Coverage would be limited to treatment prescribed by a physician in accordance with a treatment plan.
The bill also states coverage could not be terminated or refused solely because the individual is diagnosed with an autism spectrum disorder or has received treatment.
Peter Roverud of Minneapolis-based Deloitte Consulting told lawmakers an estimated 85 Public Employees Retirement System members would receive treatment for autism spectrum disorder at a cost to the plan of $25,000 to $35,000.
This would equate to a per-member per-month cost of $3.08 to $4.31, or about $2.1 million to $3 million annually, he said.
Lawmakers also heard from Lorri Unumb, a South Carolina-based senior policy adviser and counsel for Autism Speaks.

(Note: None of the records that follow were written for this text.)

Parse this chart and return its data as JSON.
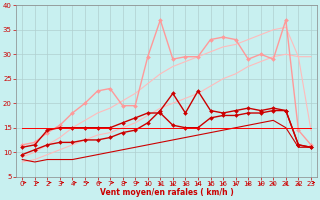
{
  "xlabel": "Vent moyen/en rafales ( km/h )",
  "background_color": "#c8f0f0",
  "grid_color": "#b0d0d0",
  "xlim": [
    -0.5,
    23.5
  ],
  "ylim": [
    5,
    40
  ],
  "yticks": [
    5,
    10,
    15,
    20,
    25,
    30,
    35,
    40
  ],
  "xticks": [
    0,
    1,
    2,
    3,
    4,
    5,
    6,
    7,
    8,
    9,
    10,
    11,
    12,
    13,
    14,
    15,
    16,
    17,
    18,
    19,
    20,
    21,
    22,
    23
  ],
  "series": [
    {
      "x": [
        0,
        1,
        2,
        3,
        4,
        5,
        6,
        7,
        8,
        9,
        10,
        11,
        12,
        13,
        14,
        15,
        16,
        17,
        18,
        19,
        20,
        21,
        22,
        23
      ],
      "y": [
        8.0,
        8.5,
        9.5,
        10.5,
        11.5,
        12.5,
        13.5,
        14.0,
        15.0,
        16.0,
        17.5,
        19.0,
        20.0,
        21.0,
        22.0,
        23.5,
        25.0,
        26.0,
        27.5,
        28.5,
        29.5,
        30.0,
        29.5,
        29.5
      ],
      "color": "#ffbbbb",
      "lw": 0.8,
      "marker": null,
      "ms": 0
    },
    {
      "x": [
        0,
        1,
        2,
        3,
        4,
        5,
        6,
        7,
        8,
        9,
        10,
        11,
        12,
        13,
        14,
        15,
        16,
        17,
        18,
        19,
        20,
        21,
        22,
        23
      ],
      "y": [
        9.0,
        10.0,
        11.5,
        13.0,
        15.0,
        16.5,
        18.0,
        19.0,
        20.5,
        22.0,
        24.0,
        26.0,
        27.5,
        28.5,
        29.5,
        30.5,
        31.5,
        32.0,
        33.0,
        34.0,
        35.0,
        35.5,
        29.5,
        14.5
      ],
      "color": "#ffbbbb",
      "lw": 0.8,
      "marker": null,
      "ms": 0
    },
    {
      "x": [
        0,
        1,
        2,
        3,
        4,
        5,
        6,
        7,
        8,
        9,
        10,
        11,
        12,
        13,
        14,
        15,
        16,
        17,
        18,
        19,
        20,
        21,
        22,
        23
      ],
      "y": [
        11.5,
        12.0,
        14.0,
        15.5,
        18.0,
        20.0,
        22.5,
        23.0,
        19.5,
        19.5,
        29.5,
        37.0,
        29.0,
        29.5,
        29.5,
        33.0,
        33.5,
        33.0,
        29.0,
        30.0,
        29.0,
        37.0,
        14.5,
        11.5
      ],
      "color": "#ff9999",
      "lw": 1.0,
      "marker": "D",
      "ms": 2.0
    },
    {
      "x": [
        0,
        1,
        2,
        3,
        4,
        5,
        6,
        7,
        8,
        9,
        10,
        11,
        12,
        13,
        14,
        15,
        16,
        17,
        18,
        19,
        20,
        21,
        22,
        23
      ],
      "y": [
        11.0,
        11.5,
        14.5,
        15.0,
        15.0,
        15.0,
        15.0,
        15.0,
        16.0,
        17.0,
        18.0,
        18.0,
        15.5,
        15.0,
        15.0,
        17.0,
        17.5,
        17.5,
        18.0,
        18.0,
        18.5,
        18.5,
        11.5,
        11.0
      ],
      "color": "#cc0000",
      "lw": 1.0,
      "marker": "D",
      "ms": 2.0
    },
    {
      "x": [
        0,
        1,
        2,
        3,
        4,
        5,
        6,
        7,
        8,
        9,
        10,
        11,
        12,
        13,
        14,
        15,
        16,
        17,
        18,
        19,
        20,
        21,
        22,
        23
      ],
      "y": [
        9.5,
        10.5,
        11.5,
        12.0,
        12.0,
        12.5,
        12.5,
        13.0,
        14.0,
        14.5,
        16.0,
        18.5,
        22.0,
        18.0,
        22.5,
        18.5,
        18.0,
        18.5,
        19.0,
        18.5,
        19.0,
        18.5,
        11.5,
        11.0
      ],
      "color": "#cc0000",
      "lw": 1.0,
      "marker": "D",
      "ms": 2.0
    },
    {
      "x": [
        0,
        1,
        2,
        3,
        4,
        5,
        6,
        7,
        8,
        9,
        10,
        11,
        12,
        13,
        14,
        15,
        16,
        17,
        18,
        19,
        20,
        21,
        22,
        23
      ],
      "y": [
        8.5,
        8.0,
        8.5,
        8.5,
        8.5,
        9.0,
        9.5,
        10.0,
        10.5,
        11.0,
        11.5,
        12.0,
        12.5,
        13.0,
        13.5,
        14.0,
        14.5,
        15.0,
        15.5,
        16.0,
        16.5,
        15.0,
        11.0,
        11.0
      ],
      "color": "#cc0000",
      "lw": 0.8,
      "marker": null,
      "ms": 0
    },
    {
      "x": [
        0,
        1,
        2,
        3,
        4,
        5,
        6,
        7,
        8,
        9,
        10,
        11,
        12,
        13,
        14,
        15,
        16,
        17,
        18,
        19,
        20,
        21,
        22,
        23
      ],
      "y": [
        15.0,
        15.0,
        15.0,
        15.0,
        15.0,
        15.0,
        15.0,
        15.0,
        15.0,
        15.0,
        15.0,
        15.0,
        15.0,
        15.0,
        15.0,
        15.0,
        15.0,
        15.0,
        15.0,
        15.0,
        15.0,
        15.0,
        15.0,
        15.0
      ],
      "color": "#ff0000",
      "lw": 0.7,
      "marker": null,
      "ms": 0
    }
  ],
  "arrow_directions": [
    1,
    1,
    1,
    1,
    1,
    1,
    1,
    1,
    1,
    1,
    -1,
    -1,
    -1,
    -1,
    -1,
    -1,
    -1,
    -1,
    -1,
    -1,
    -1,
    -1,
    -1,
    1
  ],
  "arrow_color": "#cc0000"
}
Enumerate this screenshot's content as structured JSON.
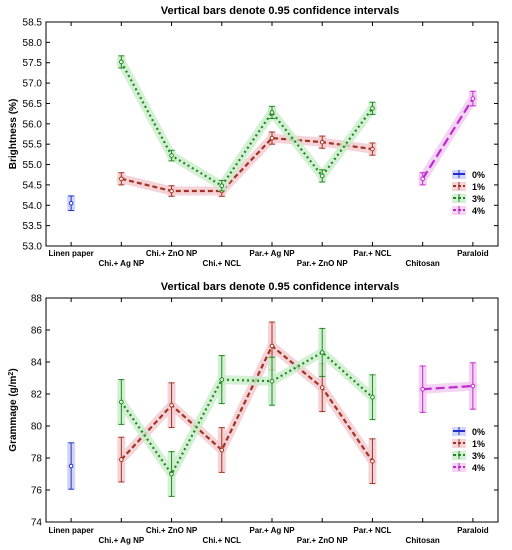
{
  "chart_data": [
    {
      "type": "line",
      "title": "Vertical bars denote 0.95 confidence intervals",
      "ylabel": "Brightness (%)",
      "xlabel": "",
      "ylim": [
        53.0,
        58.5
      ],
      "ytick_labels": [
        "53.0",
        "53.5",
        "54.0",
        "54.5",
        "55.0",
        "55.5",
        "56.0",
        "56.5",
        "57.0",
        "57.5",
        "58.0",
        "58.5"
      ],
      "categories": [
        "Linen paper",
        "Chi.+ Ag NP",
        "Chi.+ ZnO NP",
        "Chi.+ NCL",
        "Par.+ Ag NP",
        "Par.+ ZnO NP",
        "Par.+ NCL",
        "Chitosan",
        "Paraloid"
      ],
      "grid": false,
      "legend_position": "right",
      "series": [
        {
          "name": "0%",
          "color": "#1f2fd0",
          "values": [
            54.05,
            null,
            null,
            null,
            null,
            null,
            null,
            null,
            null
          ],
          "ci": [
            0.18,
            null,
            null,
            null,
            null,
            null,
            null,
            null,
            null
          ]
        },
        {
          "name": "1%",
          "color": "#a3331f",
          "values": [
            null,
            54.65,
            54.35,
            54.35,
            55.65,
            55.55,
            55.38,
            null,
            null
          ],
          "ci": [
            null,
            0.15,
            0.13,
            0.13,
            0.15,
            0.15,
            0.15,
            null,
            null
          ]
        },
        {
          "name": "3%",
          "color": "#1f8a1f",
          "values": [
            null,
            57.52,
            55.22,
            54.48,
            56.28,
            54.72,
            56.38,
            null,
            null
          ],
          "ci": [
            null,
            0.15,
            0.13,
            0.13,
            0.15,
            0.15,
            0.15,
            null,
            null
          ]
        },
        {
          "name": "4%",
          "color": "#c02bd0",
          "values": [
            null,
            null,
            null,
            null,
            null,
            null,
            null,
            54.65,
            56.62
          ],
          "ci": [
            null,
            null,
            null,
            null,
            null,
            null,
            null,
            0.15,
            0.18
          ]
        }
      ]
    },
    {
      "type": "line",
      "title": "Vertical bars denote 0.95 confidence intervals",
      "ylabel": "Grammage (g/m",
      "ylabel_sup": "2",
      "ylabel_close": ")",
      "xlabel": "",
      "ylim": [
        74,
        88
      ],
      "ytick_labels": [
        "74",
        "76",
        "78",
        "80",
        "82",
        "84",
        "86",
        "88"
      ],
      "categories": [
        "Linen paper",
        "Chi.+ Ag NP",
        "Chi.+ ZnO NP",
        "Chi.+ NCL",
        "Par.+ Ag NP",
        "Par.+ ZnO NP",
        "Par.+ NCL",
        "Chitosan",
        "Paraloid"
      ],
      "grid": false,
      "legend_position": "right",
      "series": [
        {
          "name": "0%",
          "color": "#1f2fd0",
          "values": [
            77.5,
            null,
            null,
            null,
            null,
            null,
            null,
            null,
            null
          ],
          "ci": [
            1.45,
            null,
            null,
            null,
            null,
            null,
            null,
            null,
            null
          ]
        },
        {
          "name": "1%",
          "color": "#a3331f",
          "values": [
            null,
            77.9,
            81.3,
            78.5,
            85.0,
            82.4,
            77.8,
            null,
            null
          ],
          "ci": [
            null,
            1.4,
            1.4,
            1.4,
            1.5,
            1.5,
            1.4,
            null,
            null
          ]
        },
        {
          "name": "3%",
          "color": "#1f8a1f",
          "values": [
            null,
            81.5,
            77.0,
            82.9,
            82.8,
            84.6,
            81.8,
            null,
            null
          ],
          "ci": [
            null,
            1.4,
            1.4,
            1.5,
            1.5,
            1.5,
            1.4,
            null,
            null
          ]
        },
        {
          "name": "4%",
          "color": "#c02bd0",
          "values": [
            null,
            null,
            null,
            null,
            null,
            null,
            null,
            82.3,
            82.5
          ],
          "ci": [
            null,
            null,
            null,
            null,
            null,
            null,
            null,
            1.45,
            1.45
          ]
        }
      ]
    }
  ]
}
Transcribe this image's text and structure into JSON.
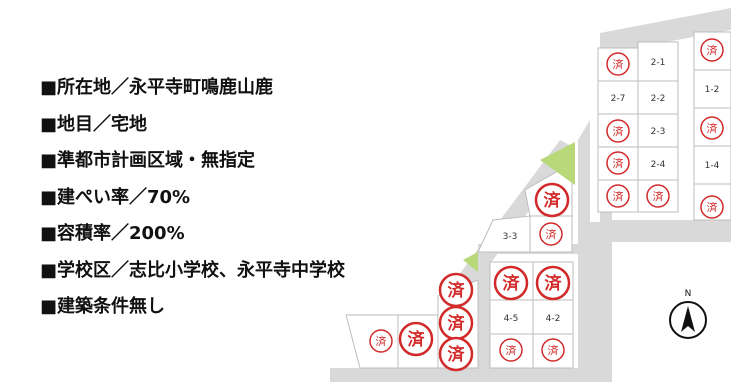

Unumb, whose 9-year-old son has severe autism, travels the country to help families pass autism health insurance legislation.
Autism is a medical condition through no fault of the family and diagnosed by medical doctors, she said. Studies have shown applied behavior analysis therapy can help children. However, it must be administered intensively and is expensive, Unumb said.
Her family moved to a different home to help afford the $60,000 per year out-of-pocket costs for therapy, she said.
“How many North Dakota families do you know who could make that kind of sacrifice or come up with that kind of money?” Unumb said. “I think it’s sad that, in the United States of America, we know of a treatment that works for a disorder and yet if you’re not lucky enough to be born into a wealthy family, you don’t get it.”
Twenty-three states have passed legislation requiring insurers to pay their part, Unumb said.
Committee Chairman Rep. Bette Grande, R-Fargo, said Tuesday’s hearing was an opportunity to hear testimony. The committee will discuss the bill further at its Oct. 26 meeting.
Finneman is a multimedia reporter for Forum Communications Co.